• adiaphorous •
æd-i-æ-fê-rês • Hear it!
Part of Speech: Adjective
Meaning: 1. Indifferent, neutral, immaterial. 2. (Medicine) Having no effect, doing neither harm nor good, as an adiaphorous medicine, a placebo.
Notes: The noun associated with today's adjective is adiaphory "indifference, neutrality". An object considered irrelevant to the Church or upon which the Church has made no decision as to its acceptance, was once called an adiaphoron (plural adiaphora) but the word is rarely used these days. A palliative substance is one that relieves symptoms without curing or healing.
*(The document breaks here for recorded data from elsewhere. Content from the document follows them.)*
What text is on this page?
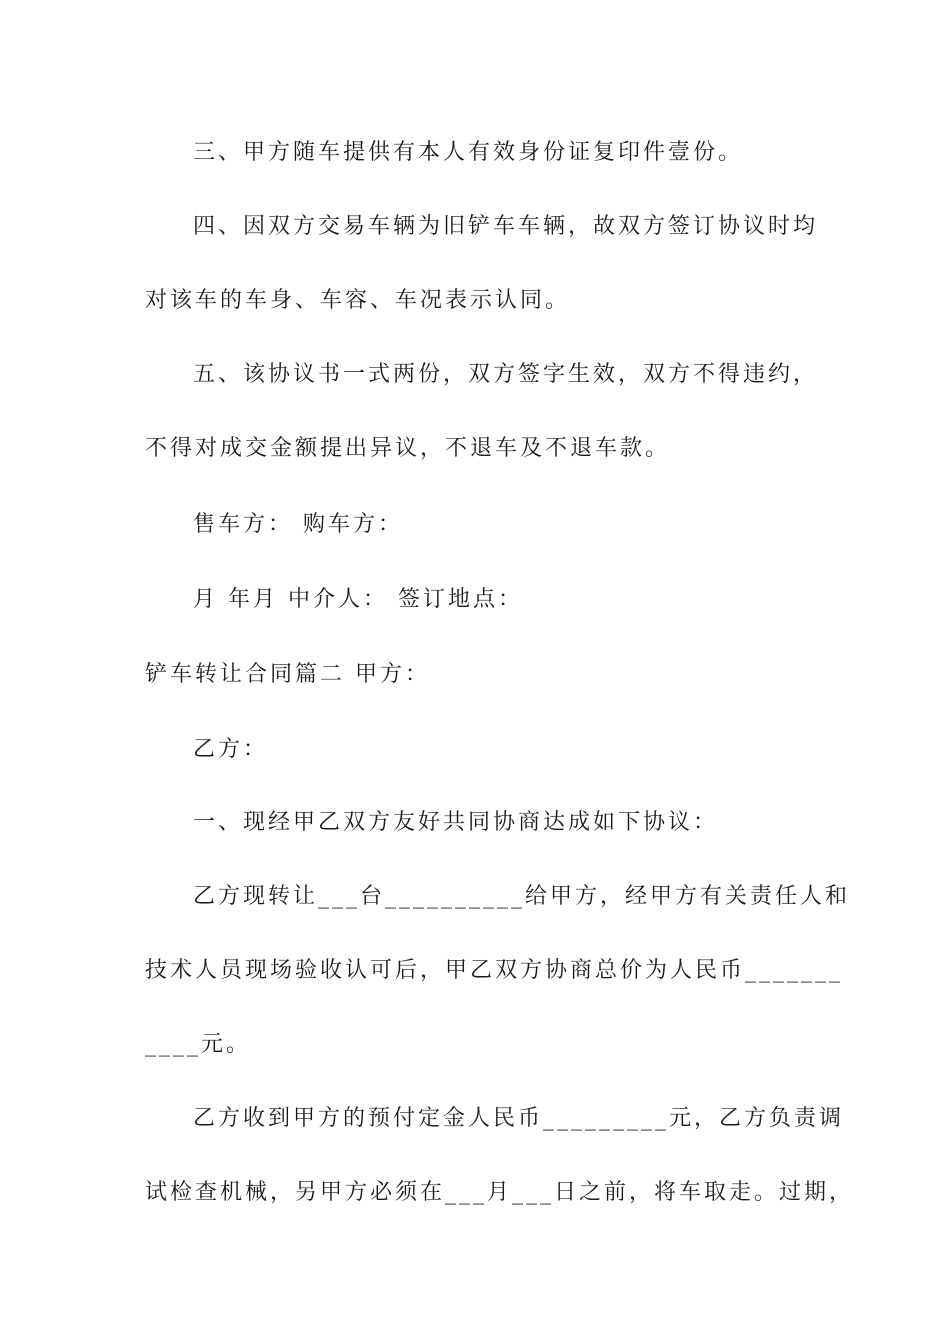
三、甲方随车提供有本人有效身份证复印件壹份。
四、因双方交易车辆为旧铲车车辆，故双方签订协议时均
对该车的车身、车容、车况表示认同。
五、该协议书一式两份，双方签字生效，双方不得违约，
不得对成交金额提出异议，不退车及不退车款。
售车方： 购车方：
月 年月 中介人： 签订地点：
铲车转让合同篇二 甲方：
乙方：
一、现经甲乙双方友好共同协商达成如下协议：
乙方现转让___台__________给甲方，经甲方有关责任人和
技术人员现场验收认可后，甲乙双方协商总价为人民币_______
____元。
乙方收到甲方的预付定金人民币_________元，乙方负责调
试检查机械，另甲方必须在___月___日之前，将车取走。过期，
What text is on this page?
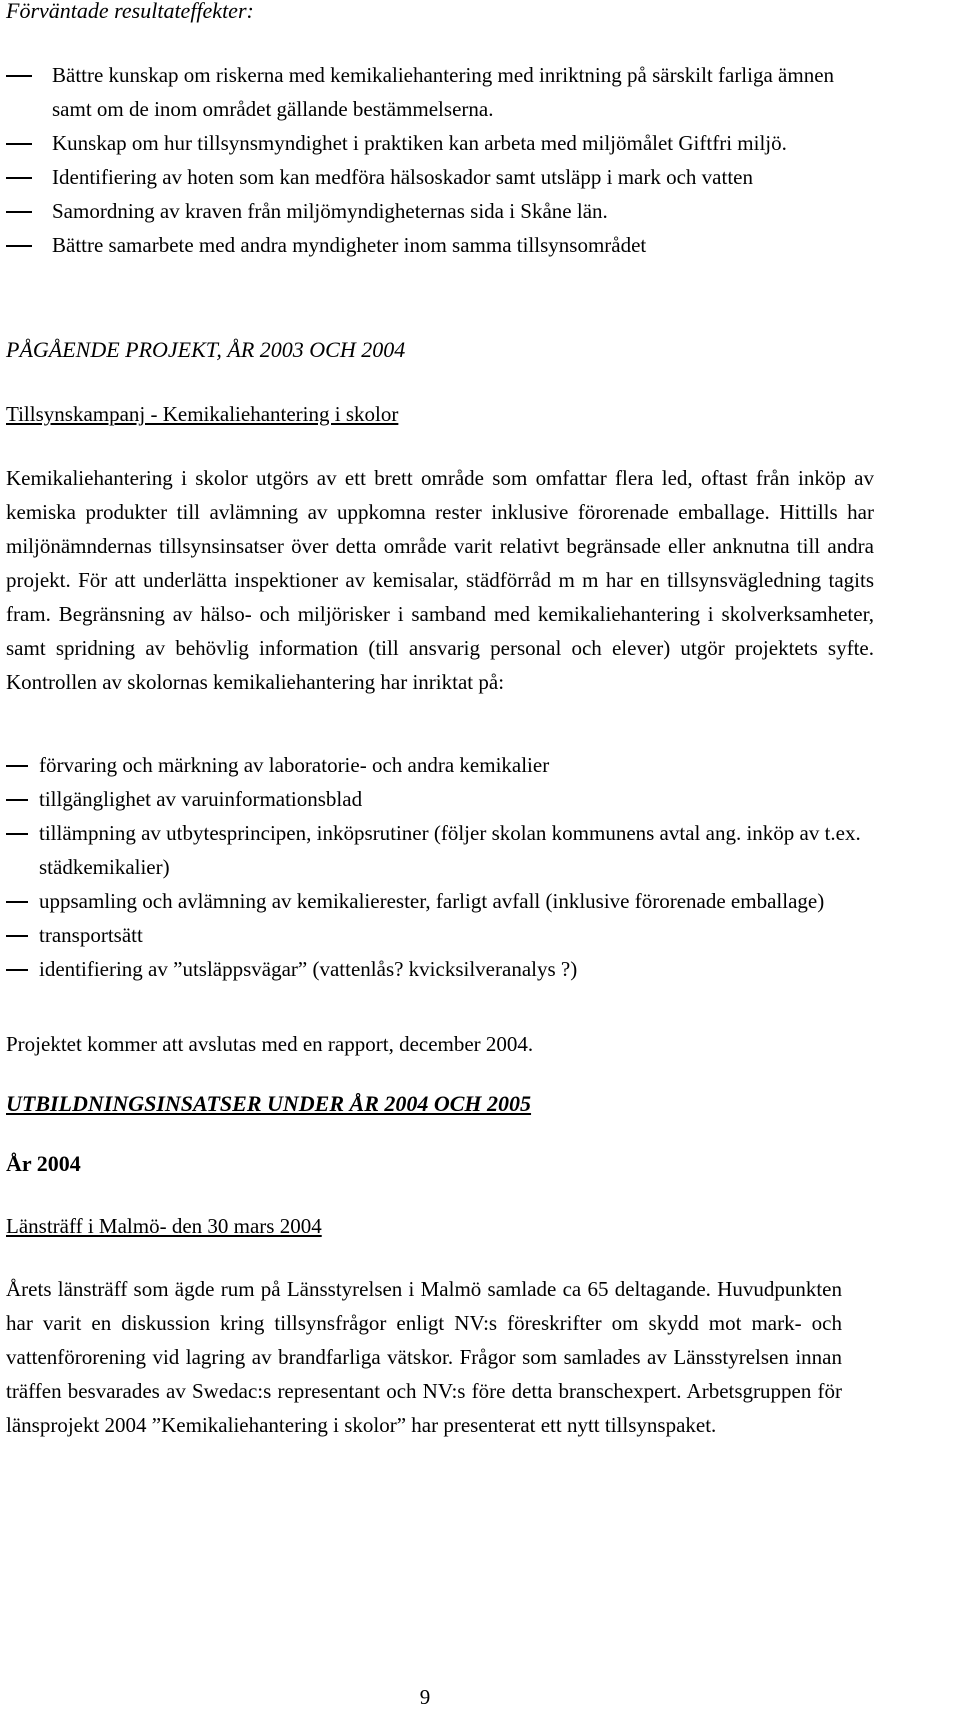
Förväntade resultateffekter:
Bättre kunskap om riskerna med kemikaliehantering med inriktning på särskilt farliga ämnen samt om de inom området gällande bestämmelserna.
Kunskap om hur tillsynsmyndighet i praktiken kan arbeta med miljömålet Giftfri miljö.
Identifiering av hoten som kan medföra hälsoskador samt utsläpp i mark och vatten
Samordning av kraven från miljömyndigheternas sida i Skåne län.
Bättre samarbete med andra myndigheter inom samma tillsynsområdet
PÅGÅENDE PROJEKT, ÅR 2003 OCH 2004
Tillsynskampanj - Kemikaliehantering i skolor

Kemikaliehantering i skolor utgörs av ett brett område som omfattar flera led, oftast från inköp av kemiska produkter till avlämning av uppkomna rester inklusive förorenade emballage. Hittills har miljönämndernas tillsynsinsatser över detta område varit relativt begränsade eller anknutna till andra projekt. För att underlätta inspektioner av kemisalar, städförråd m m har en tillsynsvägledning tagits fram. Begränsning av hälso- och miljörisker i samband med kemikaliehantering i skolverksamheter, samt spridning av behövlig information (till ansvarig personal och elever) utgör projektets syfte. Kontrollen av skolornas kemikaliehantering har inriktat på:

förvaring och märkning av laboratorie- och andra kemikalier
tillgänglighet av varuinformationsblad
tillämpning av utbytesprincipen, inköpsrutiner (följer skolan kommunens avtal ang. inköp av t.ex. städkemikalier)
uppsamling och avlämning av kemikalierester, farligt avfall (inklusive förorenade emballage)
transportsätt
identifiering av ”utsläppsvägar” (vattenlås? kvicksilveranalys ?)
Projektet kommer att avslutas med en rapport, december 2004.
UTBILDNINGSINSATSER UNDER ÅR 2004 OCH 2005
År 2004
Länsträff i Malmö- den 30 mars 2004

Årets länsträff som ägde rum på Länsstyrelsen i Malmö samlade ca 65 deltagande. Huvudpunkten har varit en diskussion kring tillsynsfrågor enligt NV:s föreskrifter om skydd mot mark- och vattenförorening vid lagring av brandfarliga vätskor. Frågor som samlades av Länsstyrelsen innan träffen besvarades av Swedac:s representant och NV:s före detta branschexpert. Arbetsgruppen för länsprojekt 2004 ”Kemikaliehantering i skolor” har presenterat ett nytt tillsynspaket.

9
An adiaphorous one has no effect at all, positive or negative.
In Play: Although we are more likely to meet this word in the world of medicine, many things in our lives are adiaphorous: "Kaye Syrah prepared adiaphorous meals for her family, meals that were not nourishing but caused no particular harm to partakers." So long as we don't live adiaphorous lives, though, we have nothing to fear of adiaphory: "Livingstone Gray spent all his father's money on an adiaphorous life that guaranteed he would be forgotten shortly after the reading of the will."
Word History: Today's Good Word is the English makeover of Greek adiaphoros "indifferent" made up of a(n)- "un-, not" + diaphoros "different" from the verb diapherein "to differ". Diapherein comprises dia "through" + pherein "to bear". Dia comes from the same root as words for "two" in most Indo-European languages, e.g. Latin duo and English two. That is it in Latin dis- "asunder", apparently meaning originally "in two". The Greek verb meaning "to bear, carry", pherein, comes from a Proto-Indo-European verb bher- with lexical progeny that can be found in every Indo-European language: English bear and burden, Russian brat' "take" and beremennaya "pregnant", and Latin ferre, whose root we see in such borrowings as infer, defer, and confer. (Lest our attitude toward Sue Gold of Westtown School be taken as adiaphorous, let's thank her now for suggesting today's very Good Word.)